Écriture automatique


  • Team

    Je tente de ressusciter un classique.

    Petit rappel sur le concept : l’écriture automatique est un exercice qui consiste à laisser parler sa plume (ou son clavier, ici, en l’occurrence).
    En clair, le but est de se laisser écrire sans prendre le temps de réfléchir à ce que l’on veut dire, sans se reprendre et sans se corriger.
    Aucune exigence de style, de taille ou de thème.

    Donc voilà, lâchez-vous et/ou lisez les créations des autres.


  • Team

    Encore une fois, je suis fatigué du monde. Le monde est si grand, si lent, si pétri dans ses certitudes. Saleté de création et d’existence.
    Pourquoi vit-on? Pourquoi meurt-on? Merde, j’ai l’impression d’être dans Starmania avec mes questions à la con.

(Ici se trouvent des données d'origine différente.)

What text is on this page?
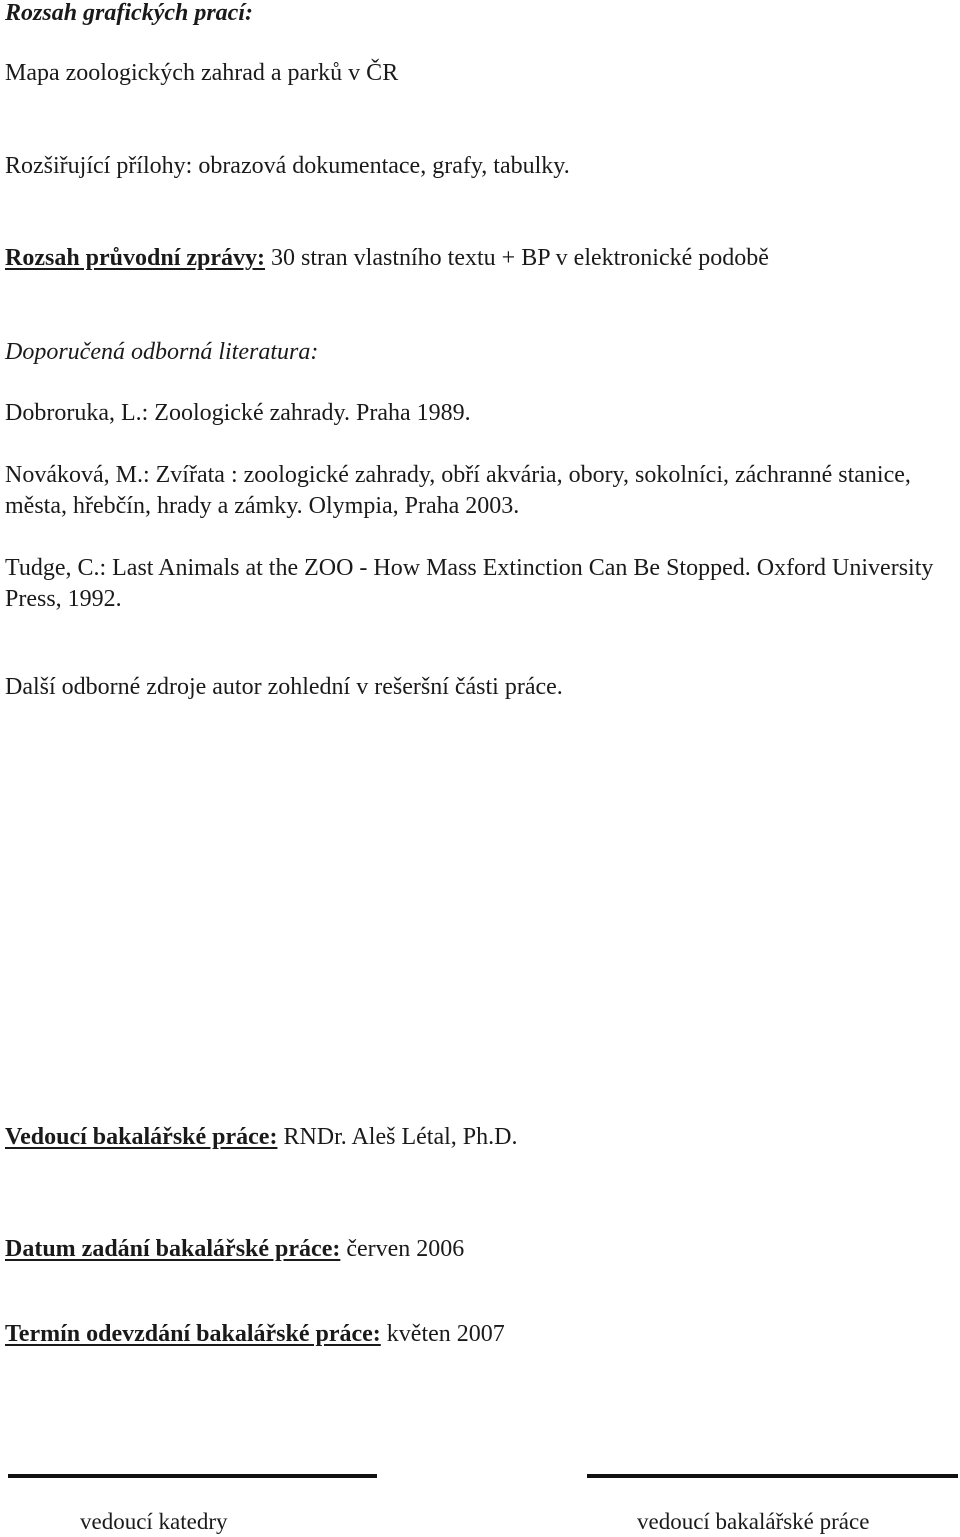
Rozsah grafických prací:
Mapa zoologických zahrad a parků v ČR
Rozšiřující přílohy: obrazová dokumentace, grafy, tabulky.
Rozsah průvodní zprávy: 30 stran vlastního textu + BP v elektronické podobě
Doporučená odborná literatura:
Dobroruka, L.: Zoologické zahrady. Praha 1989.
Nováková, M.: Zvířata : zoologické zahrady, obří akvária, obory, sokolníci, záchranné stanice, města, hřebčín, hrady a zámky. Olympia, Praha 2003.
Tudge, C.: Last Animals at the ZOO - How Mass Extinction Can Be Stopped. Oxford University Press, 1992.
Další odborné zdroje autor zohlední v rešeršní části práce.
Vedoucí bakalářské práce: RNDr. Aleš Létal, Ph.D.
Datum zadání bakalářské práce: červen 2006
Termín odevzdání bakalářské práce: květen 2007
vedoucí katedry	vedoucí bakalářské práce
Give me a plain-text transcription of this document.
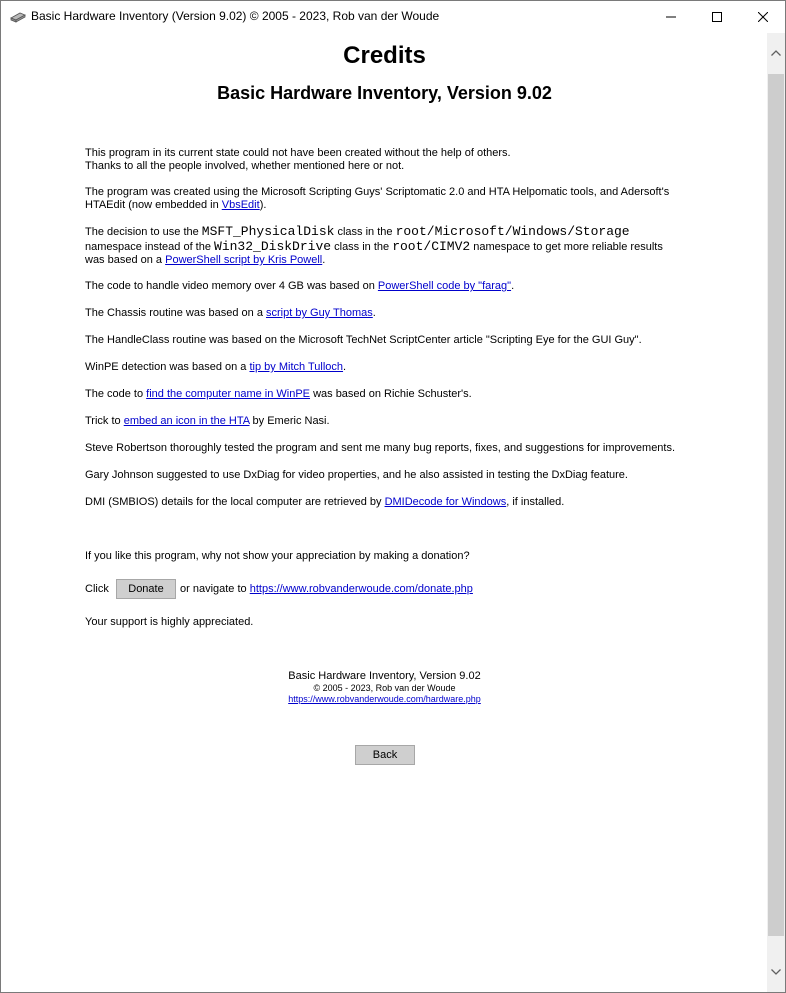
Basic Hardware Inventory (Version 9.02) © 2005 - 2023, Rob van der Woude
Credits
Basic Hardware Inventory, Version 9.02
This program in its current state could not have been created without the help of others.
Thanks to all the people involved, whether mentioned here or not.
The program was created using the Microsoft Scripting Guys' Scriptomatic 2.0 and HTA Helpomatic tools, and Adersoft's HTAEdit (now embedded in VbsEdit).
The decision to use the MSFT_PhysicalDisk class in the root/Microsoft/Windows/Storage namespace instead of the Win32_DiskDrive class in the root/CIMV2 namespace to get more reliable results was based on a PowerShell script by Kris Powell.
The code to handle video memory over 4 GB was based on PowerShell code by "farag".
The Chassis routine was based on a script by Guy Thomas.
The HandleClass routine was based on the Microsoft TechNet ScriptCenter article "Scripting Eye for the GUI Guy".
WinPE detection was based on a tip by Mitch Tulloch.
The code to find the computer name in WinPE was based on Richie Schuster's.
Trick to embed an icon in the HTA by Emeric Nasi.
Steve Robertson thoroughly tested the program and sent me many bug reports, fixes, and suggestions for improvements.
Gary Johnson suggested to use DxDiag for video properties, and he also assisted in testing the DxDiag feature.
DMI (SMBIOS) details for the local computer are retrieved by DMIDecode for Windows, if installed.
If you like this program, why not show your appreciation by making a donation?
Click	Donate	or navigate to https://www.robvanderwoude.com/donate.php
Your support is highly appreciated.
Basic Hardware Inventory, Version 9.02
© 2005 - 2023, Rob van der Woude
https://www.robvanderwoude.com/hardware.php
Back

    Mon clavier parle-t-il vraiment à ma place? Parce que l’idée de laisser parler sa plume ou son clavier est une figure rhétorique pour le moins ubuesque. J’aime bien dire “pour le moins ubuesque”, ça fait classe.
    En fait, c’est l’essence même de la littérature : la résistance. La prolifération. La réticence. Les figures de style qui s’imposent avec classe, avec grâce, et grâce à elles, l’écrit prend ses ailes, et crie superbement sur les toits du monde. Ce fameux monde, toujours là, dont on est tous fatigué.

    Le monde se fatigue peut-être aussi de nous. Ne sommes-nous pas un peu chiants, après tout. On piétine le monde. On pollue le monde. On lit le Monde. Le pauvre, mont d’imagination, mon imagination si féconde, si nauséabonde, si moribonde. Un peu comme James Bond, with whom I like to bond. C’est immonde et innommable. Un nomade qui raconte des fables s’attable à mon étable. Je lui mets un coup de câble entre les gencives, il saigne et s’ensuit alors le seigle du pain qu’il me met dans la tronche. Ronchon que je suis, je clonche.
    Non, ce mot n’existe pas. C’est aussi ça, la littérature.

    Et je titube. Et je m’entube. Je rentre dans un pub, je bois une bière, et je jette une pierre sur le premier qui a posé une pêche sur le comptoir. Car le comptoir, c’est les discussions les plus merdiques qui existent dans ce foutu monde. Le comptoir, c’est un peu comme si je ne savais pas comment finir cette phrase car je l’ai commencée n’importe comment. Me voilà bien.
    Bien entendu, j’ai vu, senti et ouï que ma poésie te touchait profondément. La poésie, ce n’est pas la rime. C’est l’émotion. L’émotion de te voir si heureux. L’émotion de te voir si triste. Les motions que le PS adopte. Les motions que les Républicains n’adopteront pas, car l’argent fait loi là-bas.

    Putain de forum de gauchistes, c’était bien la peine d’élire les Pays-Bas. Pays-Bas de merde qui s’oppose aux Hauts-de-France de merde. Merde, merde, merde. Et j’emmerde la réforme. Et j’emmerde la révolution. Et j’emmerde les nuits que je passe debout en restant assis sur ma chaise. Et j’emmerde les jours où je suis oisif alors que j’ai besoin d’être occupé.
    Et j’emmène avec moi les enfants d’une génération maudite, condamnée à ne pas vieillir, car si elle vieillit, elle mourra. La génération dégénérée, générant insultes et mépris, générée par les cons, ceux qui étaient là avant nous et qui paieront rien de ce qui se passe après eux.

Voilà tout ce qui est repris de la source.